Но 28 января 1939 года Федоров сам был арестован по обвинению в принадлежности к якобы существовавшей в НКВД заговорщической организации и 3 февраля 1940 года расстрелян по приговору Военной коллегии Верховного суда СССР. При пересмотре его дела в 1957 году было установлено, что предъявленное обвинение не соответствует действительности, однако в реабилитации было отказано, так как под руководством Федорова проводились репрессии против партийных и советских работников, командиров и политработников РККА, применялись незаконные методы ведения следствия.

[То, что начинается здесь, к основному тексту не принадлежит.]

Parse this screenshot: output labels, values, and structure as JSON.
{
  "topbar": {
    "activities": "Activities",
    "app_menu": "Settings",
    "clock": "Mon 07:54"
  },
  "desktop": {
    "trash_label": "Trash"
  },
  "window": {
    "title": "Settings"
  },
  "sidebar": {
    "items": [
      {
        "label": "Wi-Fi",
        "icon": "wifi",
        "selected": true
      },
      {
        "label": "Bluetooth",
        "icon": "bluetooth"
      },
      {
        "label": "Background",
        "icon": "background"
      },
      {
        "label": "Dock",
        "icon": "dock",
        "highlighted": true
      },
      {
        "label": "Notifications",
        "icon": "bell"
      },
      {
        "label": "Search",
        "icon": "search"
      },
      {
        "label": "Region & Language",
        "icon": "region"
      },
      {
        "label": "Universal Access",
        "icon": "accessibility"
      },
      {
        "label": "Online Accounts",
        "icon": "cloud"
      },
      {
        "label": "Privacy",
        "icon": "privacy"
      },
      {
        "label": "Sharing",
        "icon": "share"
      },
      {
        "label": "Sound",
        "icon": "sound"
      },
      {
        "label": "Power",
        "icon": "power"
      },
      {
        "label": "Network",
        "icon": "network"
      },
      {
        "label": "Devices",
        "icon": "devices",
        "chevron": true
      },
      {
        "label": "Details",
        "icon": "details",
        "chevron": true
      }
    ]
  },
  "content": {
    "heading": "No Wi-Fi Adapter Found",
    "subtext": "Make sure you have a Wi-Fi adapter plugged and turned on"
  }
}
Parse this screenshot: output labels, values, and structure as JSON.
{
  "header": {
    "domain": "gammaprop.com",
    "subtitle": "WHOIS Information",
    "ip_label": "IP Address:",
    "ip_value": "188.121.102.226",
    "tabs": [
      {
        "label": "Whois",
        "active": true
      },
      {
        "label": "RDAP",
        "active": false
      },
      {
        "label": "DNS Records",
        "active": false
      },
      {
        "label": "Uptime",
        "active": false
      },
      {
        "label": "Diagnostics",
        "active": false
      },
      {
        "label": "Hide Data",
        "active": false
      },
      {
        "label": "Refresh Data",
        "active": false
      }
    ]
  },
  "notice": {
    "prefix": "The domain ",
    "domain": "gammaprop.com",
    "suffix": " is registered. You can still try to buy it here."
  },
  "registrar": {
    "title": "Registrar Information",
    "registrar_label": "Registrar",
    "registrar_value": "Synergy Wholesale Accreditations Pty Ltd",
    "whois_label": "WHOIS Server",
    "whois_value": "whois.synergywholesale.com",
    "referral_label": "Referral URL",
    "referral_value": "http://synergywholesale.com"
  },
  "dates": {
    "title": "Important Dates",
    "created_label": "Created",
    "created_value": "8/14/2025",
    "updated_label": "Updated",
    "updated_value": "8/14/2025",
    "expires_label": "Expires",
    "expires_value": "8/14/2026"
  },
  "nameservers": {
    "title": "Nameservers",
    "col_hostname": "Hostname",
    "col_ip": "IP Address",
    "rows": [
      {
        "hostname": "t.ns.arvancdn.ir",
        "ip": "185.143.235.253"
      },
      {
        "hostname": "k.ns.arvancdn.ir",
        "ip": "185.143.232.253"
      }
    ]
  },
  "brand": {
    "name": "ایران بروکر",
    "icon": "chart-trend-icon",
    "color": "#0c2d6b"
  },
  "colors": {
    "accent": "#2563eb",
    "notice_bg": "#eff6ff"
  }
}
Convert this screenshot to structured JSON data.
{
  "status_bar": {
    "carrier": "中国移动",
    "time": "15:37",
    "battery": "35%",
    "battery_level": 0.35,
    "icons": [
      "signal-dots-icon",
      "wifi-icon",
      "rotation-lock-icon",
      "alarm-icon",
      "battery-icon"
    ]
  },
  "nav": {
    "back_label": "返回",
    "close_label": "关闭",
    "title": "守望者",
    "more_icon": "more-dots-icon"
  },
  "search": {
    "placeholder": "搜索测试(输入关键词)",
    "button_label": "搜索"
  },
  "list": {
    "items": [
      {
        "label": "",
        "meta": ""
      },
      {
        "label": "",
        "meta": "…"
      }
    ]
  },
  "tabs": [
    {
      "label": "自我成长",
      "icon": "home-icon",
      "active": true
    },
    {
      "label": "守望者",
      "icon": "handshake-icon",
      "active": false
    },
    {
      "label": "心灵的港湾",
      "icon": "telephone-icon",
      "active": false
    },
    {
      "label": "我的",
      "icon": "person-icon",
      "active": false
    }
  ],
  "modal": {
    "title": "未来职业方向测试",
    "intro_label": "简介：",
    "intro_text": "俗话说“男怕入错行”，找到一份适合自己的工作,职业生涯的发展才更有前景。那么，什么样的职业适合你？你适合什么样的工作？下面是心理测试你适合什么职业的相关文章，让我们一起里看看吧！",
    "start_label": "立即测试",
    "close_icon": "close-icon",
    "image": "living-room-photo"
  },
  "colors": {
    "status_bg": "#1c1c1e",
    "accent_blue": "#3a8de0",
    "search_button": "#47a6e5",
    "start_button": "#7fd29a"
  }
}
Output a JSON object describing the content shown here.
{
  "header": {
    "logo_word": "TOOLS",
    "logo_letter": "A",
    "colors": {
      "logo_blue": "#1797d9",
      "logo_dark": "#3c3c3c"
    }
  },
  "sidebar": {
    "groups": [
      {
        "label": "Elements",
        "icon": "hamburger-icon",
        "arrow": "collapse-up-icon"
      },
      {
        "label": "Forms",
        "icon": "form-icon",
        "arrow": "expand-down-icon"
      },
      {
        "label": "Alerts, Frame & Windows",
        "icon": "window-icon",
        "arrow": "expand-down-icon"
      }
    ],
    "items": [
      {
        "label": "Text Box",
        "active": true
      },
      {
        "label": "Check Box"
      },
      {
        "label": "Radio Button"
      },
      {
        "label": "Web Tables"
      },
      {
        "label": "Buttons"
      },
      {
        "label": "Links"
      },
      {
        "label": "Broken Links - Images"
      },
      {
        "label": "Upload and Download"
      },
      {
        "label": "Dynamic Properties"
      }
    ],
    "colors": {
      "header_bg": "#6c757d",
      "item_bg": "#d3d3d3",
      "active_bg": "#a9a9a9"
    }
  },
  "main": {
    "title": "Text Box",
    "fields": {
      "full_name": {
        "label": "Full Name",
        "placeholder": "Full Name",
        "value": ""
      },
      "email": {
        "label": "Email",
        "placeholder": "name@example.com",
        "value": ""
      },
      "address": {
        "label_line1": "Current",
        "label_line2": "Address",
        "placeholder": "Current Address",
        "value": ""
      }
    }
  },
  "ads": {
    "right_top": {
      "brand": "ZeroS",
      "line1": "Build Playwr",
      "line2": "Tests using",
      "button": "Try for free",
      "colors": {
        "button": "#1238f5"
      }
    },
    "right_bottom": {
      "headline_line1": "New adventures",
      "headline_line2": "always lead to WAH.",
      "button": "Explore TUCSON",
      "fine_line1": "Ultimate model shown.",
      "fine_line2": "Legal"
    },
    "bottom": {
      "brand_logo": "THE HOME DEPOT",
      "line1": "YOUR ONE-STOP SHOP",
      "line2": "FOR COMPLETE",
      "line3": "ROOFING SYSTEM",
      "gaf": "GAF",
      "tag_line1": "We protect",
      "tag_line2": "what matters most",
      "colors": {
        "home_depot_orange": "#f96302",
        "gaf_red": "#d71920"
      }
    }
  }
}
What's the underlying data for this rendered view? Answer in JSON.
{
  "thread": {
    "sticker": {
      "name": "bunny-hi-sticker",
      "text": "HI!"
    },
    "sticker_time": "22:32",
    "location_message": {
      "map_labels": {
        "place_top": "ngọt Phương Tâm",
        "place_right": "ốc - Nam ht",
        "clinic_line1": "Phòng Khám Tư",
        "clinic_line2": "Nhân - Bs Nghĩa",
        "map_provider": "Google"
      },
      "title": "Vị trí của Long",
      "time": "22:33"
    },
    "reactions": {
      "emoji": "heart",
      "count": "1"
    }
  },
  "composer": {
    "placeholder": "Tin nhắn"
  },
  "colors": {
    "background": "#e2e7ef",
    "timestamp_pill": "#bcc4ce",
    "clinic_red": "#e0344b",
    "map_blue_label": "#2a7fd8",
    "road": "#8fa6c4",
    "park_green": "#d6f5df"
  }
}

Конечно, не все сотрудники НКВД безропотно исполняли любые преступные приказы — многие старались объективно подходить к имеющейся информации, оспаривали виновность оклеветанных, обращались с рапортами и письмами к руководству, однако чаще всего командно-бюрократическая система безжалостно их уничтожала, а репрессии продолжались»[191].